UH Scientists' Findings from Research Utilizing Hox Genes in Squid Published in Nature
UH researchers discover difference in use of gene set may be key to diversity of animal life forms existing todayUniversity of Hawaiʻi at Mānoa
Department of Zoology
Kristen Cabral, (808) 956-5039
Public Information Officer
The first to examine an important set of genes called Hox genes in squid, UH scientists Patricia Lee, Mark Q. Martindale, Heinz Gert de Couet and University of Houston researcher Patrick Callaerts, found that this set of normally predictable genes present in animals, from flies to humans, is utilized in entirely different ways when it comes to squid. This finding is vastly different from the conventional view of the role of these genes in other animals. It gives scientists a key to understanding how an animal‘s body plan is shaped by evolution, and how the same set of genes, when used differently, may give rise to the diversity of life forms that are observed today.
The so-called Hox genes are a group of highly conserved genes that are normally involved in organizing the body into the regions of the head, thorax, and abdomen in almost all animals. Their role is to increase or decrease the activity of many other genes, effectively acting as a "master switch" in development. The researchers cloned these genes from the Hawaiian bobtail squid (Euprymna scolopes), which was used as a model organism in this study. Although squid, nautilus and octopus form a unique branch of the evolutionary tree, the Hox genes found in the bobtail squid are very similar to those in any other animal. However, when the researchers mapped these genes in squid embryos, they were surprised to find that they are involved in the development of the unique features that define a squid—the arm-like tentacles, the light organ, and in parts of the nervous system connected to unique light-sensing organs and the jet-propulsion system.
All animals present today evolved from a common ancestor. One of the fundamental issues in evolutionary biology is explaining how the tremendous diversity of animals evolved from now extinct animals. For new animal body plans to appear, changes in their embryonic development must occur. Using modern techniques, developmental biologists are now beginning to understand the molecular basis for these changes. While much of the molecular progress in developmental biology has been made on a few laboratory animal systems, the time is ripe for this information to be applied to understanding the origins of biological diversity.

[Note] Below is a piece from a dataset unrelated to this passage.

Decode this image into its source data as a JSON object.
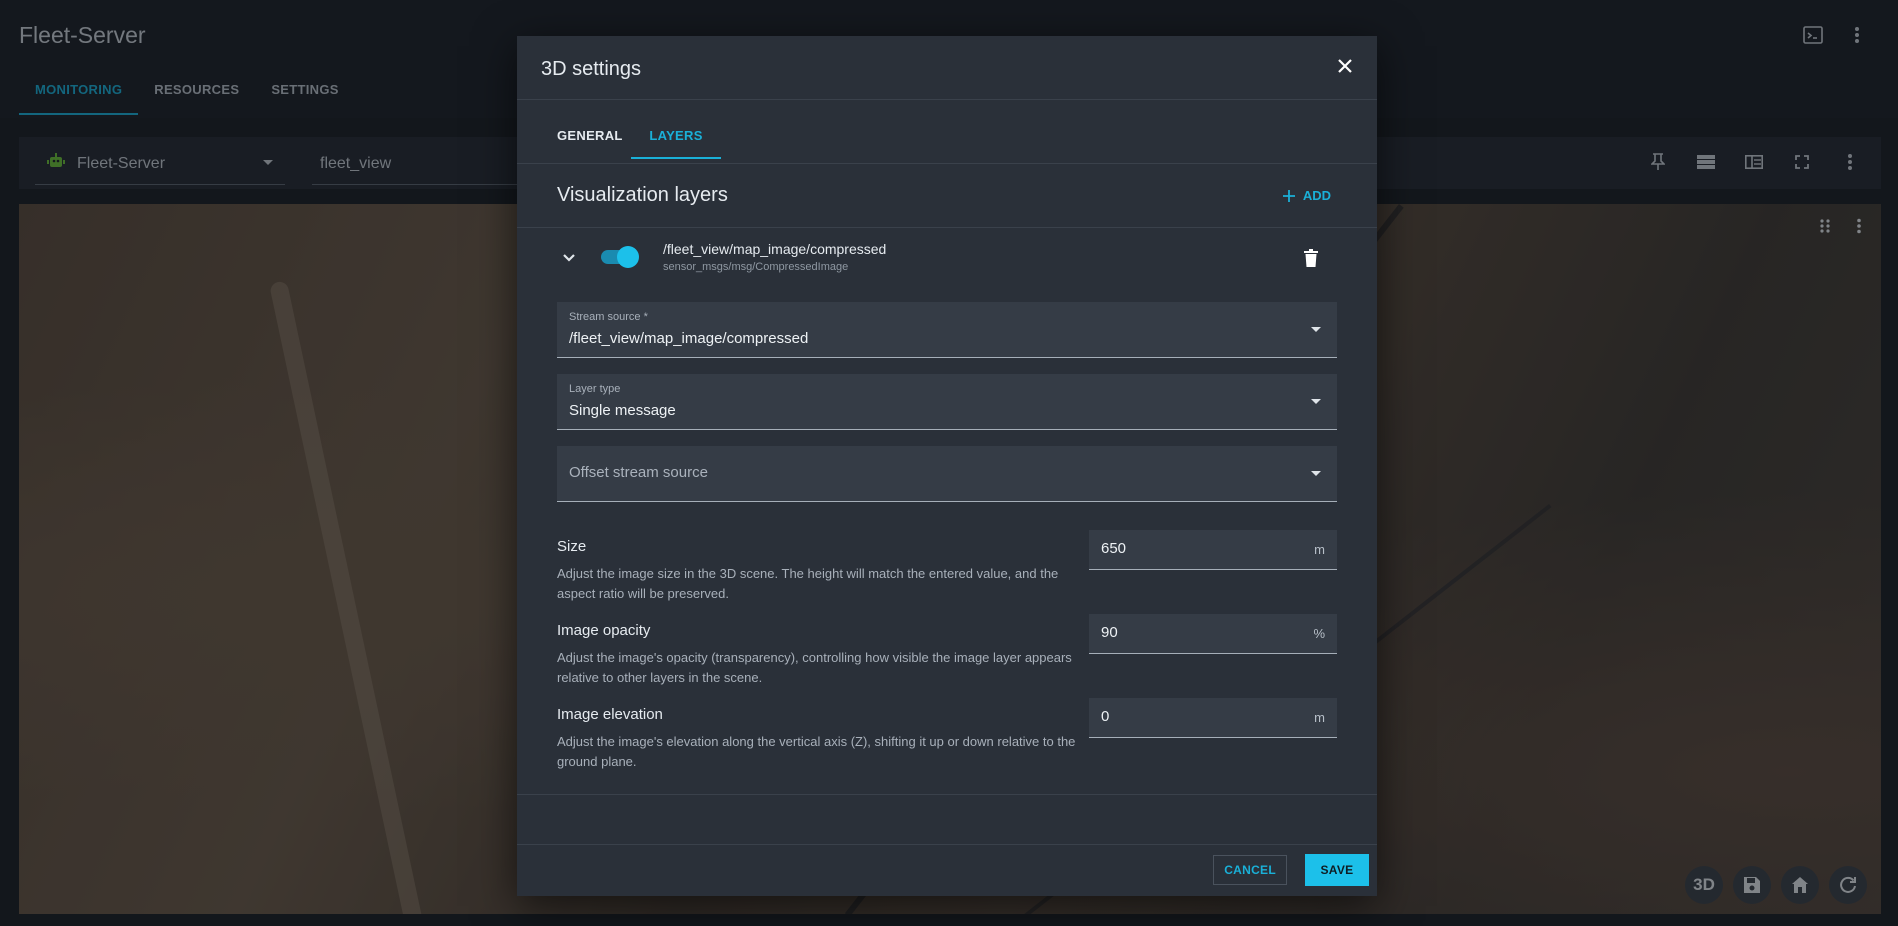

Cephalopods (nautiluses, squids and octopuses) are diverse animals that possess a range of novel characters not found in their closely related sister groups (snails, clams, sea hares and their kin). Compelling evidence suggests that cephalopods, with their unique modes of jet propulsion, tentacles, ink glands, light organs, camera-like eyes, and profound cognitive abilities, evolved from a simple, opihi-like animal. To understand how this might have occurred, Lee et al. cloned a set of highly conserved genes (called Hox genes), that are normally involved in organizing body plans of animals ranging from flies to humans, from the local Hawaiian bobtail squid, Euprymna scolopes. They mapped the expression of these genes in the squid embryos, and their results indicate that Hox genes are involved in virtually all of the unique features that define cephalopods. The details of their results show that in cephalopods, and likely also in many other diverse invertebrate animals, these genes have been used in interesting and unpredictable ways that are not seen in vertebrates, such as mice and humans.
These results show that although "simple" animals like squids contain virtually all the same genes as humans, these genes are co-opted to give rise to evolutionary distinct structures. Further research of this sort at UH, taking advantage of the unique local fauna of Hawaiʻi, will reveal the ways that these genes, and gene networks, have been re-used during evolution to give rise to all the diverse animals around us.
This research was supported by federal grants from the National Science Foundation and a seed money award from the University Research Council of the University of Hawaiʻi.